AN: It seems that every time I update this story, I have to preface it with profuse apologies for the length of time between updates! So, before you read this shamefully short addition to the corpus, insert much grovelling from yours truly...
Graham Pearce stared out blankly over London's grey streets. It was the end of January - cold, wet and altogether miserable. His breath frosted against the glass of the drawing room window as he sighed. They had taken up residence in this house a week ago, their marriage having provided them with access to the money left in trust for Graham by his mother upon her death. When he had first brought his bride here, he had borne her over the threshold in his arms, despite her protests, for the first time feeling like a man of worth. But still…
"Helen, do you ever… have regrets?" he asked quietly.
His wife looked up, startled, from her armchair and set aside her embroidery. "About marrying you?" she asked gently. "Never."
He sighed and returned to her side, kneeling beside her. "But, we are not so very prosperous as I would hope and there is the child to think of." The child that Helen had conceived before they had married, the child that would be brought into this world in only five short months. Her father had disowned her, of course. Mr Worth had called upon them again as soon as they had married, and expressed his displeasure. He had hoped that his daughter would be contrite, apologetic, conciliatory. He had been wrong. Helen had stood before her father and proudly declared her love for her husband - and for the child she was carrying. Graham could remember even now the look of furious disgust on Worth's face.
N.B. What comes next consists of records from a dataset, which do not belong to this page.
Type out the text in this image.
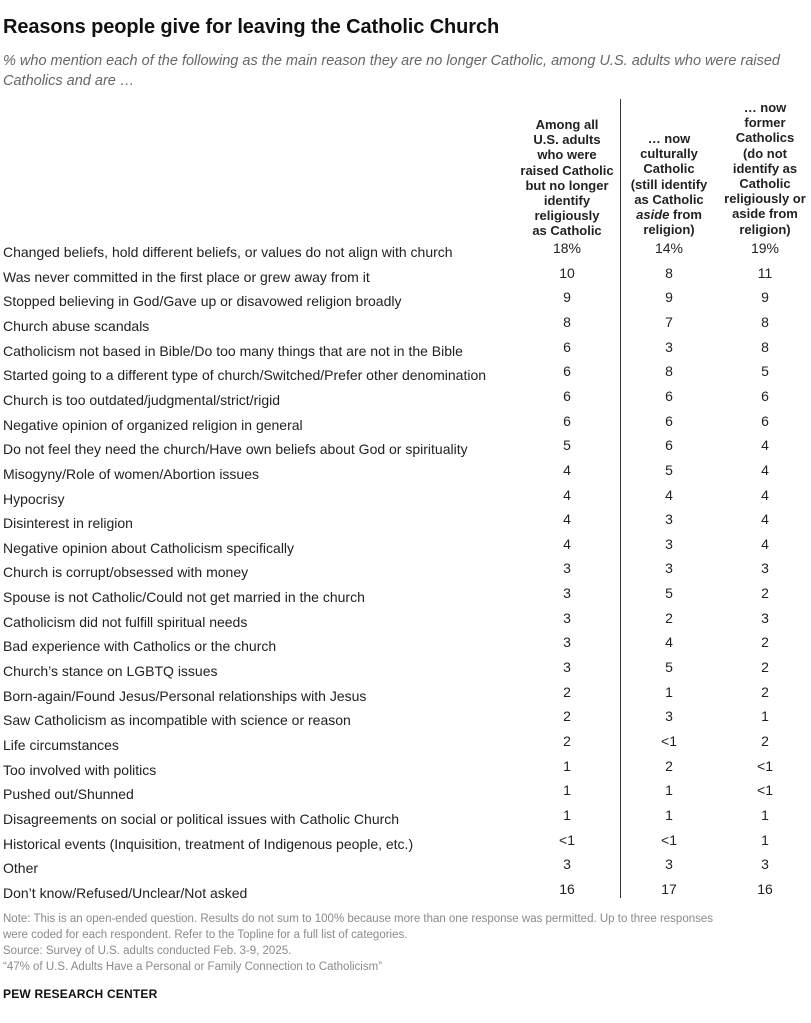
Reasons people give for leaving the Catholic Church
% who mention each of the following as the main reason they are no longer Catholic, among U.S. adults who were raised Catholics and are …
Among all
U.S. adults
who were
raised Catholic
but no longer
identify
religiously
as Catholic
… now
culturally
Catholic
(still identify
as Catholic
aside from
religion)
… now
former
Catholics
(do not
identify as
Catholic
religiously or
aside from
religion)
Changed beliefs, hold different beliefs, or values do not align with church	18%	14%	19%
Was never committed in the first place or grew away from it	10	8	11
Stopped believing in God/Gave up or disavowed religion broadly	9	9	9
Church abuse scandals	8	7	8
Catholicism not based in Bible/Do too many things that are not in the Bible	6	3	8
Started going to a different type of church/Switched/Prefer other denomination	6	8	5
Church is too outdated/judgmental/strict/rigid	6	6	6
Negative opinion of organized religion in general	6	6	6
Do not feel they need the church/Have own beliefs about God or spirituality	5	6	4
Misogyny/Role of women/Abortion issues	4	5	4
Hypocrisy	4	4	4
Disinterest in religion	4	3	4
Negative opinion about Catholicism specifically	4	3	4
Church is corrupt/obsessed with money	3	3	3
Spouse is not Catholic/Could not get married in the church	3	5	2
Catholicism did not fulfill spiritual needs	3	2	3
Bad experience with Catholics or the church	3	4	2
Church’s stance on LGBTQ issues	3	5	2
Born-again/Found Jesus/Personal relationships with Jesus	2	1	2
Saw Catholicism as incompatible with science or reason	2	3	1
Life circumstances	2	<1	2
Too involved with politics	1	2	<1
Pushed out/Shunned	1	1	<1
Disagreements on social or political issues with Catholic Church	1	1	1
Historical events (Inquisition, treatment of Indigenous people, etc.)	<1	<1	1
Other	3	3	3
Don’t know/Refused/Unclear/Not asked	16	17	16
Note: This is an open-ended question. Results do not sum to 100% because more than one response was permitted. Up to three responses
were coded for each respondent. Refer to the Topline for a full list of categories.
Source: Survey of U.S. adults conducted Feb. 3-9, 2025.
“47% of U.S. Adults Have a Personal or Family Connection to Catholicism”
PEW RESEARCH CENTER
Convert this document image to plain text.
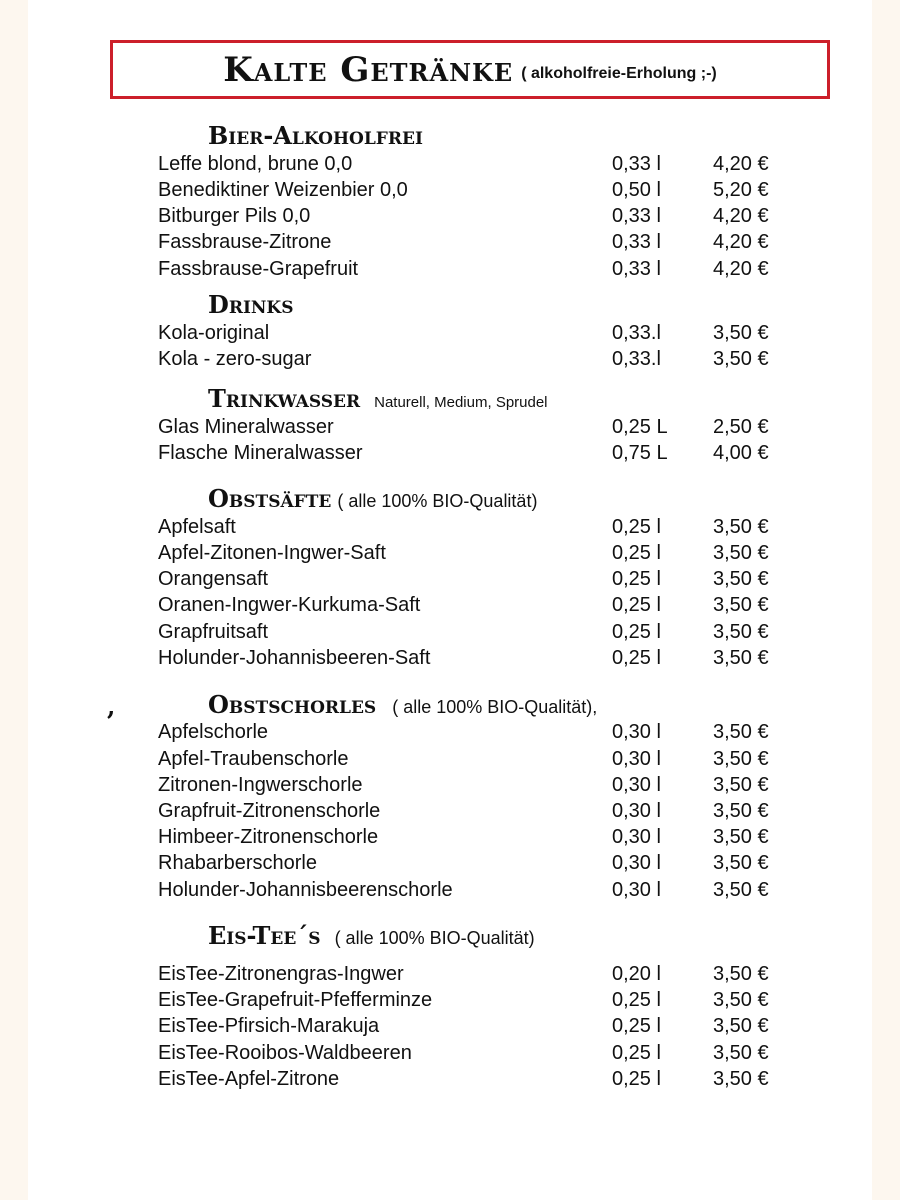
Kalte Getränke ( alkoholfreie-Erholung ;-)
,
Bier-Alkoholfrei
Leffe blond, brune 0,0	0,33 l	4,20 €
Benediktiner Weizenbier 0,0	0,50 l	5,20 €
Bitburger Pils 0,0	0,33 l	4,20 €
Fassbrause-Zitrone	0,33 l	4,20 €
Fassbrause-Grapefruit	0,33 l	4,20 €
Drinks
Kola-original	0,33.l	3,50 €
Kola - zero-sugar	0,33.l	3,50 €
Trinkwasser Naturell, Medium, Sprudel
Glas Mineralwasser	0,25 L 2,50 €
Flasche Mineralwasser	0,75 L 4,00 €
Obstsäfte ( alle 100% BIO-Qualität)
Apfelsaft	0,25 l	3,50 €
Apfel-Zitonen-Ingwer-Saft	0,25 l	3,50 €
Orangensaft	0,25 l	3,50 €
Oranen-Ingwer-Kurkuma-Saft	0,25 l	3,50 €
Grapfruitsaft	0,25 l	3,50 €
Holunder-Johannisbeeren-Saft	0,25 l	3,50 €
Obstschorles ( alle 100% BIO-Qualität),
Apfelschorle	0,30 l	3,50 €
Apfel-Traubenschorle	0,30 l	3,50 €
Zitronen-Ingwerschorle	0,30 l	3,50 €
Grapfruit-Zitronenschorle	0,30 l	3,50 €
Himbeer-Zitronenschorle	0,30 l	3,50 €
Rhabarberschorle	0,30 l	3,50 €
Holunder-Johannisbeerenschorle	0,30 l	3,50 €
Eis-Tee´s ( alle 100% BIO-Qualität)
EisTee-Zitronengras-Ingwer	0,20 l	3,50 €
EisTee-Grapefruit-Pfefferminze	0,25 l	3,50 €
EisTee-Pfirsich-Marakuja	0,25 l	3,50 €
EisTee-Rooibos-Waldbeeren	0,25 l	3,50 €
EisTee-Apfel-Zitrone	0,25 l	3,50 €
Helen reached forwards and gripped his hand tightly, bringing it to her lips to kiss. "I would rather live destitute with you, than in plenty with any other man. For richer, for poorer - do you recall?"
"But Fotherton - " he sighed.
His darling shook her head firmly, still looking down at their intertwined hands. "Richard Fotherton is a soulless brute," she replied simply. "I should have been crushed in that house, Graham." A light blush mantled her cheeks. "And once I had… given myself to you, the thought of lying in a bed of duty with him was impossible." There was a pause, and then she murmured, "Do you regret what we have done?"
"Never," he replied warmly, cupping her face with his free hand and raising it so that he could look into her eyes. "I have a beautiful, brave, kind-hearted wife who is carrying my child, and I am determined to give you both a better life than I have had thus far."
She bit her lip. "If your father knew of the child - "
Her husband's mouth tightened noticeably and he looked away. "The last time we spoke my father cast such aspersions on both of us that I cannot forgive him for them."
"What did he say?"
"I won't - it doesn't signify."
She raised her eyebrows and he pursed his lips, displeased. "He believed that you were merely an amusement to me," Graham managed at last. "That I would abandon you once I had - once we had - "
"Once you had seduced me," she supplied quietly.
Graham nodded, flushing with embarrassment. Helen gave a queer little half-smile, and asked archly, "Can you truly say that he was not in some part right? Can you truly say that when my brother introduced us, your first thought was not as to how you might ingratiate yourself into my bed?"
Her husband's mouth dropped open in surprise at her words. "Darling - !"
Helen's lip quivered and she began to laugh. "Your faults are no secret to me, husband," she reminded him. "And I find that I love you all the more for them, as strange as that may sound."
Graham sighed and then began to laugh. "I believe, my dear, that I have been a tremendously bad influence on you." He rested his hands on her shoulders, the laughter dying away to be replaced by a serious expression that his father would not have recognised.
"Helen, never doubt me. Never doubt that I love you as I have never loved before."